The solitary few that stood out (and I can’t really tell why) are ‘Rider Pt. 2,’ ‘Straight Outta Southside,’ ‘Piano Man,’ and ‘I Like The Way She Do It.’ Other than that, the album was a mess of random lyrics that I found almost completely boring. The only time that I found myself paying attention was when 50 Cent wasn’t rapping, which wasn’t very often. On the album, for example, it doesn’t get much worse than the song ‘Kitty Kat’, which has some random girl saying ‘Ouch, I need cash for my kitty kat.’ Seriously. And when (or if) you listen to this album, I’m sure that you’ll catch the irony on ‘I Don’t Wanna Talk About It,’ where 50 Cent continues to rap about girls, guns, gunshots, gun shells and money, only to then hit us with the chorus ‘I Don’t Wanna Talk About It.’ If that’s the case, and he really didn’t want to talk about it, his last four albums wouldn’t have been released.

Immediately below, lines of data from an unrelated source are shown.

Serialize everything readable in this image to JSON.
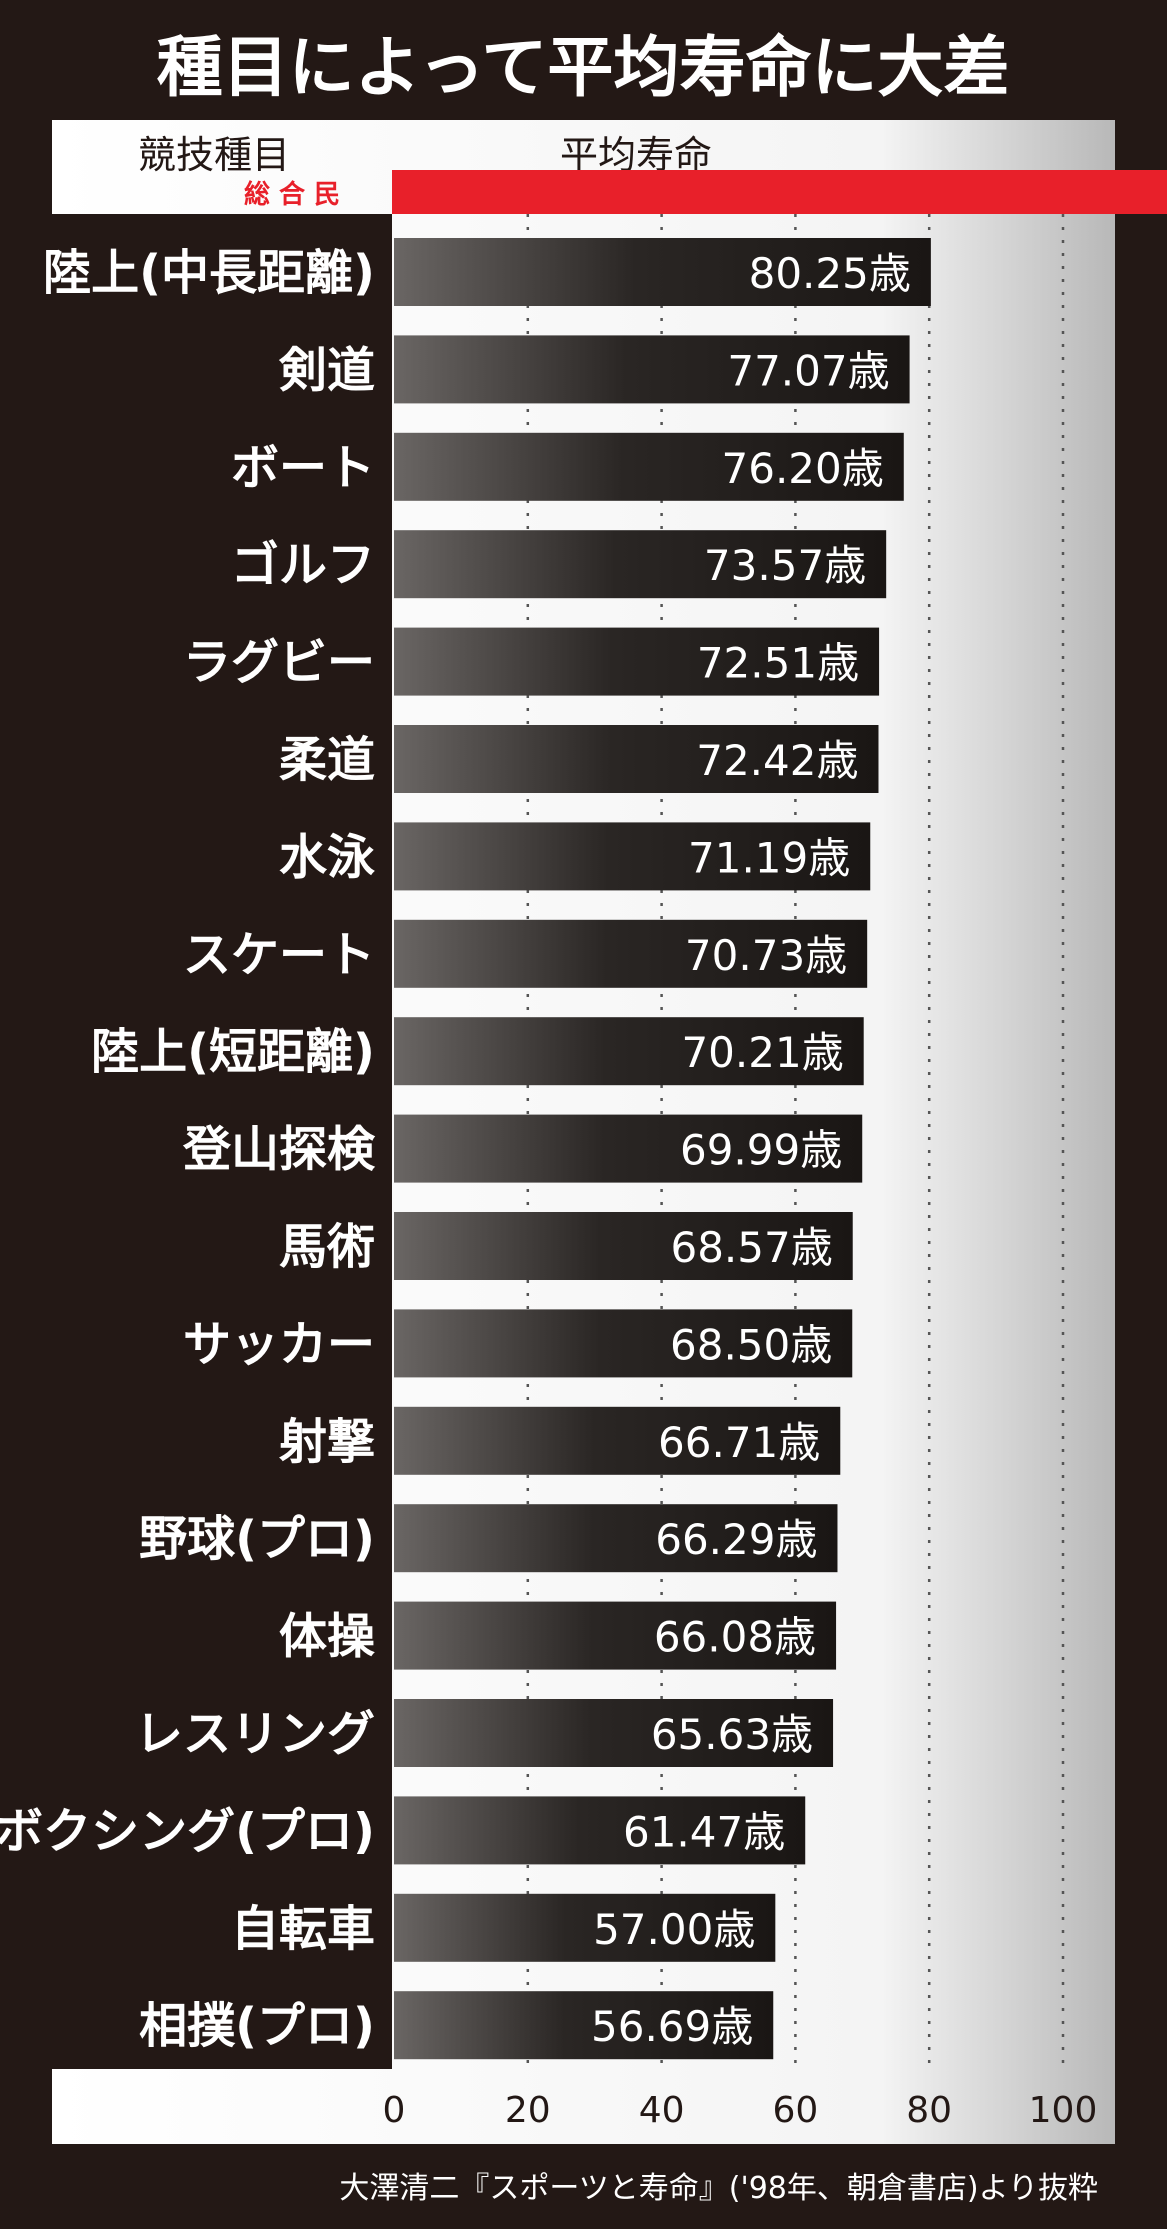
{
  "chart_data": {
    "type": "bar",
    "orientation": "horizontal",
    "title": "種目によって平均寿命に大差",
    "column_headers": {
      "category": "競技種目",
      "value": "平均寿命"
    },
    "categories": [
      "陸上(中長距離)",
      "剣道",
      "ボート",
      "ゴルフ",
      "ラグビー",
      "柔道",
      "水泳",
      "スケート",
      "陸上(短距離)",
      "登山探検",
      "馬術",
      "サッカー",
      "射撃",
      "野球(プロ)",
      "体操",
      "レスリング",
      "ボクシング(プロ)",
      "自転車",
      "相撲(プロ)"
    ],
    "values": [
      80.25,
      77.07,
      76.2,
      73.57,
      72.51,
      72.42,
      71.19,
      70.73,
      70.21,
      69.99,
      68.57,
      68.5,
      66.71,
      66.29,
      66.08,
      65.63,
      61.47,
      57.0,
      56.69
    ],
    "value_labels": [
      "80.25歳",
      "77.07歳",
      "76.20歳",
      "73.57歳",
      "72.51歳",
      "72.42歳",
      "71.19歳",
      "70.73歳",
      "70.21歳",
      "69.99歳",
      "68.57歳",
      "68.50歳",
      "66.71歳",
      "66.29歳",
      "66.08歳",
      "65.63歳",
      "61.47歳",
      "57.00歳",
      "56.69歳"
    ],
    "xlim": [
      0,
      100
    ],
    "xticks": [
      "0",
      "20",
      "40",
      "60",
      "80",
      "100"
    ],
    "grid": true,
    "source": "大澤清二『スポーツと寿命』('98年、朝倉書店)より抜粋"
  },
  "watermark": "総 合 民",
  "colors": {
    "background": "#231815",
    "panel": "#ffffff",
    "bar": "#2a2422",
    "watermark_red": "#e8202a"
  }
}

Ultimately, on this album, 50 has only done what he’s done for the last five years. He developed a sound, a style, a swagger, an image – and he has continued to push that out to the masses. He’s nothing if he’s not consistent. The problem is not that his music isn’t consistently good. It’s that it’s getting consistently worse. I think the penultimate display of that is on this G-Unit record. Personally, I can’t find enough bad things say or ways to point out how bad 50’s music continues to get, so I’ll let Young Buck sum up the possession of this album best – ‘Fuck ya clique, like Syphilis, bitch, you stuck with this.’
Recommended if you like: 50 Cent and his terrible ass, more 50 Cent, indecipherable lyrics, music about gun shots and girls, moments of greatness from Lloyd Bank and Young Buck.